From: 	FutureT-at-aol-dot-com[SMTP:FutureT-at-aol-dot-com]
Sent: 	Wednesday, September 17, 1997 9:01 AM
To: 	tesla-at-pupman-dot-com
Subject: 	Re: sync vs. static gap, was 12kV, 30ma TC specs, 42" spark

All,

A few list members asked if a static gap could match the 
performance of a synchonous rotary gap on a neon powered
Tesla coil using resonant charging for maximum spark output.

I had obtained results in the past which suggested that the static
gap might come close in performance to the sync gap, but the
comparison had one important flaw; the tests were done using
two different transformers having the same specs.  As we know,
some transformers are manufactured more robustly than others,
or have differing leakage reactances.

I happen to know that the 12kV, 30ma neon trannie used in the
original static gap tests was a rather robust model...it may have
been able to put out more current... and this may have allowed it
to give 40" sparks using a static gap.

To avoid this extra variable, I re-did the comparison using the same
(weaker) transformer and Tesla coil.  I simply removed the sync-gap,
and installed the vacuum quench static gap in its place.  It was
immediately clear that the static gap was a loser in this application. 
I had to open the gaps to such a distance, that the transformer often 
failed to fire the gaps, and still, max observed spark was 37".  But
most of the time, the spark was closer to 28" or so.  Unlike the 
performance with the sync-gap, the static gap was unable to fire
the gap 120 times per second, instead the gaps fired only 60 times 
per second.  Occasionally, the gaps gave a burst of 120 bps 
firing, and at that time, the spark would reach out to the 37" mark.  
During these tests, the safety gaps were set at about 0.25" at each 
side of the neon trannie, and they fired occasionally.  In general,
the firing of the gap was somewhat unsteady, and the coil sounded 
wimpy.  I varied the amount of vacuum air, but the results never
improved very much.  The static gap BTW is a 6 gap copper 
cylinder gap with squirrel cage blower.  

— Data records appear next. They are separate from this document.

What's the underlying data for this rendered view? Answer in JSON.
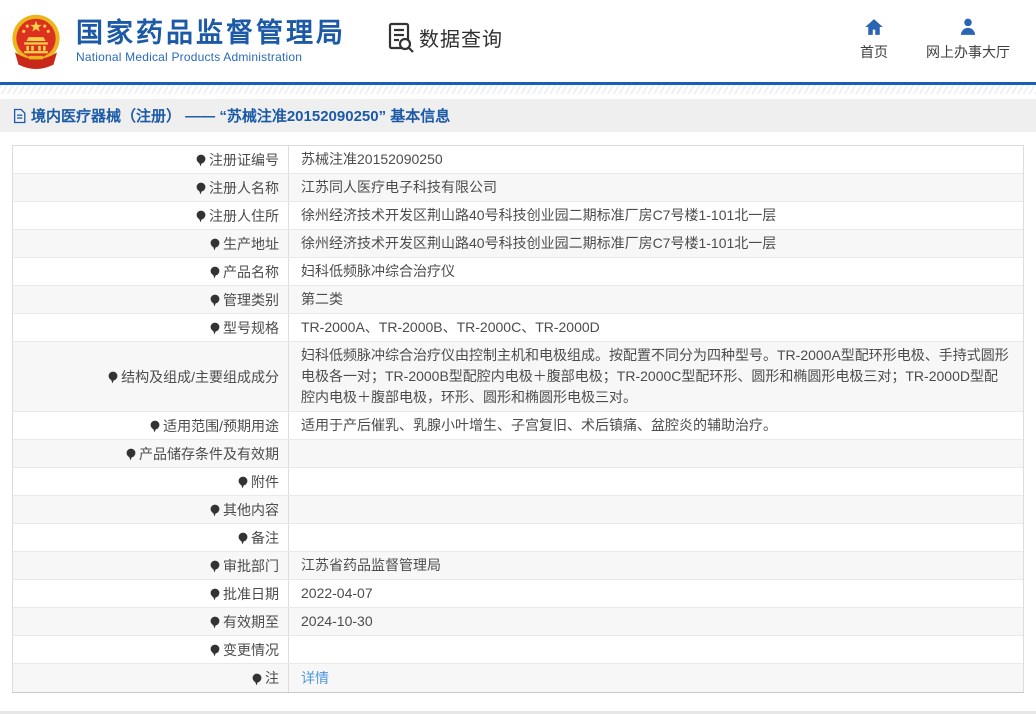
{
  "header": {
    "logo_title": "国家药品监督管理局",
    "logo_subtitle": "National Medical Products Administration",
    "section_label": "数据查询",
    "nav": [
      {
        "label": "首页",
        "icon": "home-icon"
      },
      {
        "label": "网上办事大厅",
        "icon": "user-icon"
      }
    ]
  },
  "breadcrumb": {
    "text": "境内医疗器械（注册） —— “苏械注准20152090250” 基本信息"
  },
  "table": {
    "rows": [
      {
        "label": "注册证编号",
        "value": "苏械注准20152090250"
      },
      {
        "label": "注册人名称",
        "value": "江苏同人医疗电子科技有限公司"
      },
      {
        "label": "注册人住所",
        "value": "徐州经济技术开发区荆山路40号科技创业园二期标准厂房C7号楼1-101北一层"
      },
      {
        "label": "生产地址",
        "value": "徐州经济技术开发区荆山路40号科技创业园二期标准厂房C7号楼1-101北一层"
      },
      {
        "label": "产品名称",
        "value": "妇科低频脉冲综合治疗仪"
      },
      {
        "label": "管理类别",
        "value": "第二类"
      },
      {
        "label": "型号规格",
        "value": "TR-2000A、TR-2000B、TR-2000C、TR-2000D"
      },
      {
        "label": "结构及组成/主要组成成分",
        "value": "妇科低频脉冲综合治疗仪由控制主机和电极组成。按配置不同分为四种型号。TR-2000A型配环形电极、手持式圆形电极各一对；TR-2000B型配腔内电极＋腹部电极；TR-2000C型配环形、圆形和椭圆形电极三对；TR-2000D型配腔内电极＋腹部电极，环形、圆形和椭圆形电极三对。"
      },
      {
        "label": "适用范围/预期用途",
        "value": "适用于产后催乳、乳腺小叶增生、子宫复旧、术后镇痛、盆腔炎的辅助治疗。"
      },
      {
        "label": "产品储存条件及有效期",
        "value": ""
      },
      {
        "label": "附件",
        "value": ""
      },
      {
        "label": "其他内容",
        "value": ""
      },
      {
        "label": "备注",
        "value": ""
      },
      {
        "label": "审批部门",
        "value": "江苏省药品监督管理局"
      },
      {
        "label": "批准日期",
        "value": "2022-04-07"
      },
      {
        "label": "有效期至",
        "value": "2024-10-30"
      },
      {
        "label": "变更情况",
        "value": ""
      },
      {
        "label": "注",
        "value": "详情",
        "link": true,
        "icon": "note-icon"
      }
    ]
  },
  "colors": {
    "accent_blue": "#1c5aa8",
    "header_border_blue": "#1660b8",
    "link_blue": "#4e97e0",
    "alt_row_bg": "#f7f7f7",
    "breadcrumb_bg": "#efefef",
    "emblem_red": "#dc3020",
    "emblem_gold": "#eab61c",
    "nav_icon_blue": "#2c64b4"
  }
}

In contrast, operation with the sync gap is steady and powerful,
and the sparks leap outwards in bolt-like fashion, and is a wonder
to behold, compared with static gap operation.  It is possible that
a smaller cap than .007uF would work better using the static gap,
but I didn't try it.  It is also possible that re-adjusting the coupling 
and tuning may have helped a little, but I didn't try these either. 

In a related experiment, using the sync-gap, I reduced the spacing
of the safety gaps to 0.25" (I usually use 0.375"), and I was able to
turn up the variac to the point where the TC gave 32" before the 
safety gaps fired.  The 0.25" setting is just wider than the trannie
can fire with no TC connected to it, so only a little resonant charging
should occur.  I thought it significant that the system still gave 32"
sparks under this condition.  Normal operation at a normal variac
setting and safety gaps set at 0.375 gives 42" sparks.  

I suppose that by reducing the safety gap spacing to 0.25" as I did
above, will prolong the life of the neon trannie, although I have not
had any transformer failures since I've been using the sync-gaps.

I suspect that the use of a sync-gap allows a much higher voltage
to be drawn from the trannie without destruction due to the steady
firing nature of the sync-gap.  Only time will tell how long the trannie
will survive.  Skip Greiner who uses a similar sync-gap along with
resonant charging has also had no failures of his neon trannies.

Perhaps others will do their own comparisons of static vs. sync-gaps
in resonant charging neon powered coils.  It is possible that my static
gap is not the best.  

It would be quite intriquing if it is found that the use of a sync-gap 
does indeed allow for the use of optimal resonant charging, and 
maximum spark output from a neon powered system, without
premature transformer destruction.

Regards,

John Freau